Ralph Brodie dropped in at the Jacksonville Rotary Club on Monday to talk about his book, “Central in Our Lives: Voices from Little Rock Central High School, 1957-59.”
His cousin Thad Gray had invited Brodie to speak about those historic days. Also in the audience was Jacksonville Alderman Reedie Ray, whose cousin Gloria Ray was one of the Little Rock Nine who integrated Central High, back when the Rays couldn’t have sat in a restaurant with whites.
Now, 50 years later, a black man is cruising toward the Democratic presidential nomination. In many ways, the showdown at Central High made it possible for Barack Obama to run for president a half a century later.
That message of reconciliation is what makes Brodie’s book special: Despite the ugliness, he reminds his readers and listeners that most people of all ages acted honorably and tried to keep Central open, even though Orval Faubus and his goons later succeeded in closing down the most famous high school in the world.
But that didn’t happen till the fall of 1958, and Brodie, who was student council president, track star and backup quarterback for what was thought to be the best high school football team in the nation, graduated earlier that year, with Ernest Green, the first black student to get a diploma at Central.
Both men became successful adults: Brodie a tax lawyer and estate planner, Green an investment banker and an assistant secretary of labor in the Carter administration.
“I was so embarrassed by what the governor did,” Brodie told the Rotarians. He defied the law not just once, but repeatedly.”
Brodie, who attended the University of Arkansas, where he was a great runner, earned a law degree and has had a successful career, but, at the age of 67, he wanted to tell the story of Central High School from the inside: About how almost all of the 2,000 students attended classes, did not cause trouble and made something of their lives.
“Central in Our Lives” includes the voices of bright young people who welcomed nine outsiders to Central even while other students harassed them and mobs screamed outside and Gov. Faubus defied the law.
“When the year was over, despite all the distractions by the governor, the National Guard, the media and the federal courts, we survived without a major injury. Most of us did more than just survive. We did succeed in a way that would make most schools envious.”
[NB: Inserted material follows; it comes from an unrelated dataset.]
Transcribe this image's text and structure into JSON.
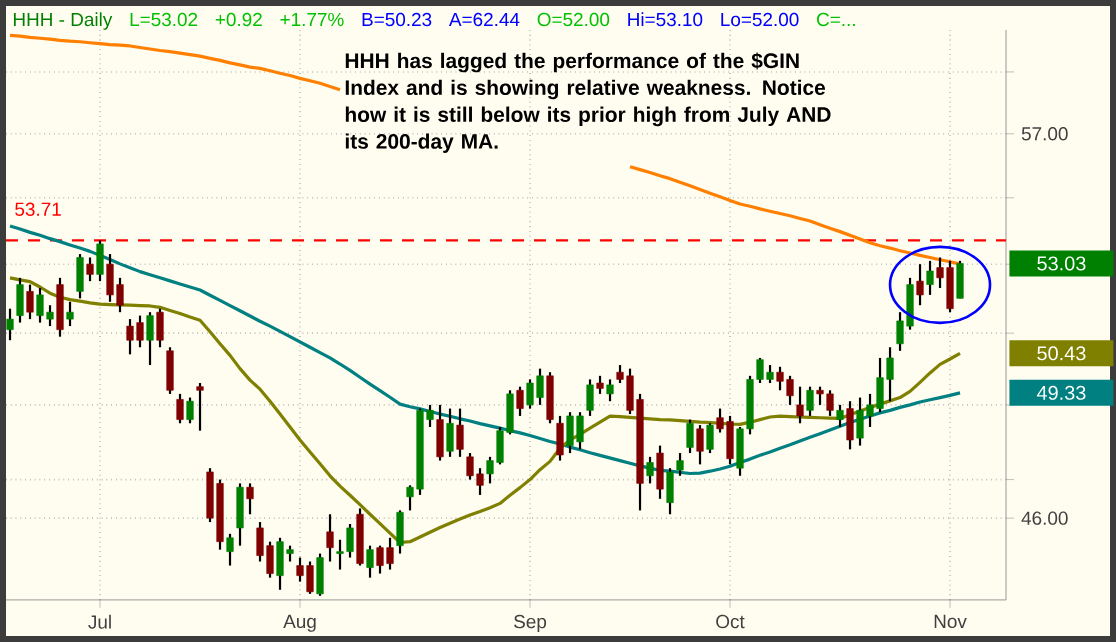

He’s talking about the dozens of National Merit semifinalists during those troubled years, the state football championships, the great basketball teams, the athletes like himself who went on to the university and excelled there as well.
He has written an important book about the crisis as seen from the inside.
We’ve written about Brodie’s book before — it was published last fall to coincide with the 50th anniversary of the crisis — but “Central in Our Lives” is even more important as we watch an African American run for president: Central paved the way for Obama.
Somebody should send him a copy of this fine book.